No mesmo instante, Desmond colocou Hamish no chão. De imediato, o menino cambaleou até Allegra e caiu chorando em seus braços.

Ela o abraçou e beijou-lhe a têmpora.

— Você precisa ser corajoso, querido.

— Estou com medo. — Ele abraçou-a pelo pescoço e escondeu o rosto em seu ombro. — Por que os primos do meu pai iriam querer nos fazer mal?

— Por que, fedelho? — A voz cortante de Mordred fez com ambos levantassem os olhos. — Eu lhe direi por que. Desmond e eu temos partilhado das migalhas de seu pai durante a vida inteira.
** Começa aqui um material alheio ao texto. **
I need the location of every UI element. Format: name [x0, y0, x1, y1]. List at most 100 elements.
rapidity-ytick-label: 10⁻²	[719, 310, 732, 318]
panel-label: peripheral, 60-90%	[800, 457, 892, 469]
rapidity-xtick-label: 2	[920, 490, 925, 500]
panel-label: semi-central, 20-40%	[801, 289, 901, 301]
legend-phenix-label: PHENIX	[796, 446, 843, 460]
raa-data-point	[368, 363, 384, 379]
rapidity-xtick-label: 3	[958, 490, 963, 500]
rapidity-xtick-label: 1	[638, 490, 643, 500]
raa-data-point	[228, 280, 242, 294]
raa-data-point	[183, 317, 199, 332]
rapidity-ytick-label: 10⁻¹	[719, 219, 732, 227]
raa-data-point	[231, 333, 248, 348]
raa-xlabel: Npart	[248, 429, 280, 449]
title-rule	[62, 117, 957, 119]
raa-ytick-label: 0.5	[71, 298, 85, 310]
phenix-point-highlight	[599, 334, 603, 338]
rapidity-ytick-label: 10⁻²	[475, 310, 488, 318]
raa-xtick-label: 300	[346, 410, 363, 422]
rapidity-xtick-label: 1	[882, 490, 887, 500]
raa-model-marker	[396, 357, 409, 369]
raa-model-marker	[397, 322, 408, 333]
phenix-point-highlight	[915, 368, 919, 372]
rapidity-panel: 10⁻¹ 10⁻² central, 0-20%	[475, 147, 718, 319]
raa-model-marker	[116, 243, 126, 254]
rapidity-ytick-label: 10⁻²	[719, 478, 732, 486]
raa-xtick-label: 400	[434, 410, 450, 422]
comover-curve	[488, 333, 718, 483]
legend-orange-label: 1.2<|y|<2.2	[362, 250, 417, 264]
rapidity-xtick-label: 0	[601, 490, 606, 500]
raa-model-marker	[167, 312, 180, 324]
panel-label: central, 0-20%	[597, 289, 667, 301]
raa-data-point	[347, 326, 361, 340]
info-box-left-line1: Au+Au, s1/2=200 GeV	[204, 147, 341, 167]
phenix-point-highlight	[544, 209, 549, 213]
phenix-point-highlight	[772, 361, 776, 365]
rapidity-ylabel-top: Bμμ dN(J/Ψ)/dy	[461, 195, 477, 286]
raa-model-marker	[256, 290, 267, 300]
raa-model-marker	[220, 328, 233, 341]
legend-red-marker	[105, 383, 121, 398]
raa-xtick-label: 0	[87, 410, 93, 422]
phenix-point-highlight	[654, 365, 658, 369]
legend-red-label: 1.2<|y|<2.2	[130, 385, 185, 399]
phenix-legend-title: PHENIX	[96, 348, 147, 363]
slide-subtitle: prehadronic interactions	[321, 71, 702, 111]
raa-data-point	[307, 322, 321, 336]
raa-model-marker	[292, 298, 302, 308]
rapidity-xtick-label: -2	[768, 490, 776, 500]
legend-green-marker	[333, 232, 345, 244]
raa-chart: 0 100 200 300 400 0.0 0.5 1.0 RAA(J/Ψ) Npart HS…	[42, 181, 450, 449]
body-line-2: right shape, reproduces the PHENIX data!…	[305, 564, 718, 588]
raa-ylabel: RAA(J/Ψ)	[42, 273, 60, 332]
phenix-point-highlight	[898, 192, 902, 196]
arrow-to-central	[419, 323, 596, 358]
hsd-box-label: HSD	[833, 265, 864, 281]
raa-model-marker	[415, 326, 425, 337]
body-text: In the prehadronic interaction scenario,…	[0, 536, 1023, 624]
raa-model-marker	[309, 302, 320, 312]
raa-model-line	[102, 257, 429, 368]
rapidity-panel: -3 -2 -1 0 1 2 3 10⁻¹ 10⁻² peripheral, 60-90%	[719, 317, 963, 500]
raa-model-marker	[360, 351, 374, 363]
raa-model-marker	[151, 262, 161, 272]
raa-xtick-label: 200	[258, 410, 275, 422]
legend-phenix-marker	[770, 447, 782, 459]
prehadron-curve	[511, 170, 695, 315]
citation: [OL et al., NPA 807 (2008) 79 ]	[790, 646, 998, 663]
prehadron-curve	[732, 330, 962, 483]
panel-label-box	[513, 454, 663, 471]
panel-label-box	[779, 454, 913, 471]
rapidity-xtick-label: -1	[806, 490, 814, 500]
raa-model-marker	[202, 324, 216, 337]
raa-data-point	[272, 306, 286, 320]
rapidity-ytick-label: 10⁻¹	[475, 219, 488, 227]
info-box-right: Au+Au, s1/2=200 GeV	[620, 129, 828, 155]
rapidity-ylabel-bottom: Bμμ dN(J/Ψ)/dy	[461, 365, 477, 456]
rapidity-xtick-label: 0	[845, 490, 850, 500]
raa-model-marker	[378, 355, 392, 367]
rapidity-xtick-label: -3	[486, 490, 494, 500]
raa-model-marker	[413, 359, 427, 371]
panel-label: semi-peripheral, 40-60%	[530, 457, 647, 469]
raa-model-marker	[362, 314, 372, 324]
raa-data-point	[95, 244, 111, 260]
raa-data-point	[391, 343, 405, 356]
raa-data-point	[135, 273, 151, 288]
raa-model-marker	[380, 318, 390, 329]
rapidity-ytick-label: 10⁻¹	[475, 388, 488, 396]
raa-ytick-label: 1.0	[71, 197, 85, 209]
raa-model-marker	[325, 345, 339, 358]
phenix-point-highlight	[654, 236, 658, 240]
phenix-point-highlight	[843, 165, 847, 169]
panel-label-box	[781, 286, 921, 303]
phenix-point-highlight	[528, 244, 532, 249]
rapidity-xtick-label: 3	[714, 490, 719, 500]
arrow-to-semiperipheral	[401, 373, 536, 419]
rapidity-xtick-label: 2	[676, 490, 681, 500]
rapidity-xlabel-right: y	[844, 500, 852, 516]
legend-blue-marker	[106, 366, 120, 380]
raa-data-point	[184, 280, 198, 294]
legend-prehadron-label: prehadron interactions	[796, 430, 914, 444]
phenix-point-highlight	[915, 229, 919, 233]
A seu lado, o irmão assentiu com um gesto de cabeça. Ocorreu a Allegra que Desmond aceitava todas as ordens do irmão mais velho. Na verdade, perguntou-se se o gigante já tivera um único pensamento que não fosse direcionado por Mordred.
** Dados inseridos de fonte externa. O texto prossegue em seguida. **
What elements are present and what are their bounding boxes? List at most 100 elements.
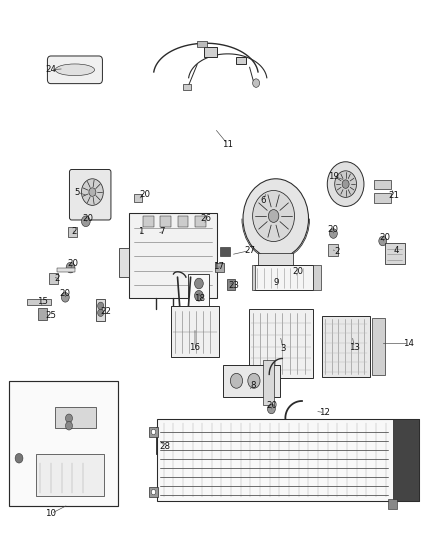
Bar [188,274,209,306]
Bar [385,243,405,264]
Text: 21: 21 [388,191,399,200]
Bar [155,427,170,454]
Text: 19: 19 [328,172,339,181]
Text: 16: 16 [190,343,201,352]
Circle shape [293,271,300,280]
Circle shape [159,442,166,450]
Bar [183,84,191,90]
Text: 2: 2 [334,247,339,256]
Circle shape [61,293,69,302]
Bar [215,263,224,272]
Bar [237,56,246,64]
Bar [149,487,158,497]
Text: 1: 1 [138,228,143,237]
Text: 26: 26 [201,214,212,223]
Circle shape [151,489,155,495]
Circle shape [201,217,209,228]
Circle shape [194,290,203,301]
Circle shape [98,309,104,317]
Bar [252,265,255,290]
Bar [160,216,171,227]
Circle shape [379,236,387,246]
Text: 18: 18 [194,294,205,303]
Bar [149,427,158,437]
Text: 20: 20 [266,401,277,410]
Bar [10,381,118,506]
Text: 20: 20 [139,190,150,199]
FancyBboxPatch shape [14,403,61,418]
Text: 20: 20 [379,233,390,242]
Text: 10: 10 [46,509,57,518]
Bar [134,194,142,201]
Bar [195,216,206,227]
Bar [254,265,313,290]
Text: 9: 9 [273,278,279,287]
Text: 5: 5 [74,188,80,197]
Circle shape [89,188,96,196]
Bar [27,300,51,305]
Bar [372,318,385,375]
Text: 6: 6 [260,196,265,205]
Circle shape [253,79,260,87]
Ellipse shape [55,64,95,76]
Circle shape [268,404,276,414]
Text: 28: 28 [159,442,170,451]
Bar [96,300,106,321]
Text: 13: 13 [349,343,360,352]
Bar [258,253,293,266]
Bar [374,193,391,203]
Text: 8: 8 [250,381,256,390]
Bar [249,309,313,378]
Circle shape [151,429,155,434]
Bar [130,213,217,298]
Text: 27: 27 [244,246,255,255]
Circle shape [248,373,260,388]
Circle shape [329,229,337,238]
Circle shape [81,216,90,227]
Bar [328,244,338,256]
Bar [321,316,370,377]
Bar [263,360,274,405]
Text: 20: 20 [292,268,303,276]
Text: 3: 3 [280,344,286,353]
Bar [137,228,145,237]
Text: 24: 24 [46,66,57,74]
Bar [204,47,217,56]
Bar [143,216,153,227]
Bar [313,265,321,290]
Bar [393,419,419,502]
Text: 15: 15 [37,296,48,305]
Bar [374,180,391,189]
Bar [171,306,219,357]
Bar [38,308,47,320]
Circle shape [98,302,104,310]
Bar [223,365,280,397]
Bar [220,247,230,256]
Text: 20: 20 [327,225,338,234]
Bar [57,268,75,272]
FancyBboxPatch shape [70,169,111,220]
Bar [36,454,104,496]
Text: 20: 20 [60,288,71,297]
FancyBboxPatch shape [47,56,102,84]
Text: 25: 25 [46,311,57,320]
Circle shape [81,179,103,205]
Circle shape [66,262,75,273]
Circle shape [230,373,243,388]
Bar [177,216,188,227]
Text: 23: 23 [229,280,240,289]
Text: 11: 11 [222,140,233,149]
Circle shape [243,179,308,259]
Circle shape [15,454,23,463]
Bar [155,228,163,237]
Bar [227,279,235,290]
Text: 4: 4 [393,246,399,255]
Bar [157,419,419,502]
Text: 14: 14 [403,339,414,348]
Circle shape [253,190,294,241]
Circle shape [268,209,279,222]
Bar [55,407,96,429]
Circle shape [194,278,203,289]
Bar [49,273,58,284]
Text: 2: 2 [71,228,77,237]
— Por que Merrick MacAndrew deve morar num grandioso castelo, enquanto nossa própria cabana permaneceu em ruínas? — Mordred falava entre dentes agora, a raiva contorcendo-lhe o rosto. — E por que, uma vez que todos nós começamos como aprendizes de guerreiros juntos, ele deveria ter sido nomeado lorde em vez de nós?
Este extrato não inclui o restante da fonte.